Do you know what the most popular college major is? It isn’t English, or Business, or History. Only 5% of students major in Engineering and only 2% of the population goes on to become Doctors. No, 90% of college students are majoring in “I Hope I Graduate and Somehow Everything Works Out”. 

     Others are majoring in “I Hate School, I’m Learning Nothing, But If I Don’t Get My Degree My Parents Will Kill Me.” There’s also “I’m Finding Myself, Partying, and All It’s Costing Me Is a Debt That Will Crush Me for the Rest of My Life.” That’s the reality. But I don’t have to tell you that. If you’re reading this book, you’re likely one of the millions of teenagers or twentysomethings who is exercising more maturity and rational judgment than their Parents. You’re actually questioning if you should go to college. 

      For almost 12 years, you’ve been told what to read, what to do, and what to think. You’ve been beaten into submission with this concept: “Without college, you don’t have a future. It’s necessary for success, for a good life, a rite of passage, and without it you’ll end up a hollow waste of a human sucking dried cranberries off the bottom of a Mexican dumpster. Babies will cry at your very sight and women will shriek in horror as you walk by.” Well that last part was from “The Princess Bride”, but you get the point.  

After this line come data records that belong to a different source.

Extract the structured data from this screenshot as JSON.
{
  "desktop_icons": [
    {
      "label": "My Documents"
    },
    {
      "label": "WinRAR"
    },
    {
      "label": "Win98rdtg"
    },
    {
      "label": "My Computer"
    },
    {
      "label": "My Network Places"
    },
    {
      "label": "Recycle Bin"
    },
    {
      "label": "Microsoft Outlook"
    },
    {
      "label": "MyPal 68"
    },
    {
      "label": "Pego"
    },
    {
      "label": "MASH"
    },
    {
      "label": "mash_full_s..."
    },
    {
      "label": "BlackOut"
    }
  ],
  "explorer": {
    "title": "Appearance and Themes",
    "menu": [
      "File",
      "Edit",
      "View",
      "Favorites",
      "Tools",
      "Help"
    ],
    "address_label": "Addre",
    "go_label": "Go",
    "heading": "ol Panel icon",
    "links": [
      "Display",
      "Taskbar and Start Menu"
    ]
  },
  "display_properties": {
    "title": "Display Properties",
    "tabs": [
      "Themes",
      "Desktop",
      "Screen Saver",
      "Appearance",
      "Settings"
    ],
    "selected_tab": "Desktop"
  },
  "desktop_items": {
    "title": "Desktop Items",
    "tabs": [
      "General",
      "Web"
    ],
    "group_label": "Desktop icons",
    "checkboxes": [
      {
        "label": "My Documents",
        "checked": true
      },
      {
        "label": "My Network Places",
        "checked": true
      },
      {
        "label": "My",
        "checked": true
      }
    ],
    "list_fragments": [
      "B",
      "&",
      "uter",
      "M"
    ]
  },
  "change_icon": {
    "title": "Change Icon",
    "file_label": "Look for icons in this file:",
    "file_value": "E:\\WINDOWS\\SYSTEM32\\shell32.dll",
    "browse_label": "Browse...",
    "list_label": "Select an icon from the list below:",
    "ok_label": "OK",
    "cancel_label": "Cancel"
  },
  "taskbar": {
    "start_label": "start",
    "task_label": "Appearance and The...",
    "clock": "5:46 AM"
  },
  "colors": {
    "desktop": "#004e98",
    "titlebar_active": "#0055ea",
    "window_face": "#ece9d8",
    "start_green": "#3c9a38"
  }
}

     But now, after all this time, something is stirring inside of you. A voice questioning this dogma you’ve been fed since you were in diapers. Maybe it is terror at the thought of starting your adult life shackled to the kind of debt that, historically, only gambling addicts incurred. Perhaps it’s being smart enough to know that you don’t yet know what you want to do with your life. Maybe you’re tired of sitting in a classroom. And maybe it’s a desire to put together your own future. 

     You want answers. You want clarity, a clear idea of how life works and what to do. You want the freedom to think for yourself and the power to pursue that, whatever it may be. 

     The problem is, no adult you’ve ever met has told you the truth. You aren’t even allowed to question this belief or discuss it. If you try and have a candid and mature conversation with your Parents or Teachers about the value or necessity of college, you are berated, yelled at, pressured, and condescended to. 

     It’s a place of fear, constraint, pressure, stress, and misery. The people who are supposed to be guiding you have pushed you into a corner and are sitting on your chest. They call this an “Education.” 

    I remember advising a 17 year old in New Hampshire, sharing facts and realities from the working world about the modern reality of life for college graduates. She attempted to engage her Father in a conversation about the topic. 

    Her Father had a degree, and made less money than her Mother, who did not have a degree. But both Parents were pressuring her to go to a private University, even though they’d saved nothing for her Education. The Father was insistent that his daughter become mired in debt to get something that, by his own admission, is “useless”. I talked to her on Skype and explained the hellscape her life was going to be like after taking out nearly $80,000 in student loans. She changed her course and avoided that level of staggering indebtedness. 

    I thought, “How is it on me, a random dude on the internet, to be speaking sensibly to young people about their futures while their Parents behave like Crack Addicts?”

    It’s quite, as they French say, “Messed up.”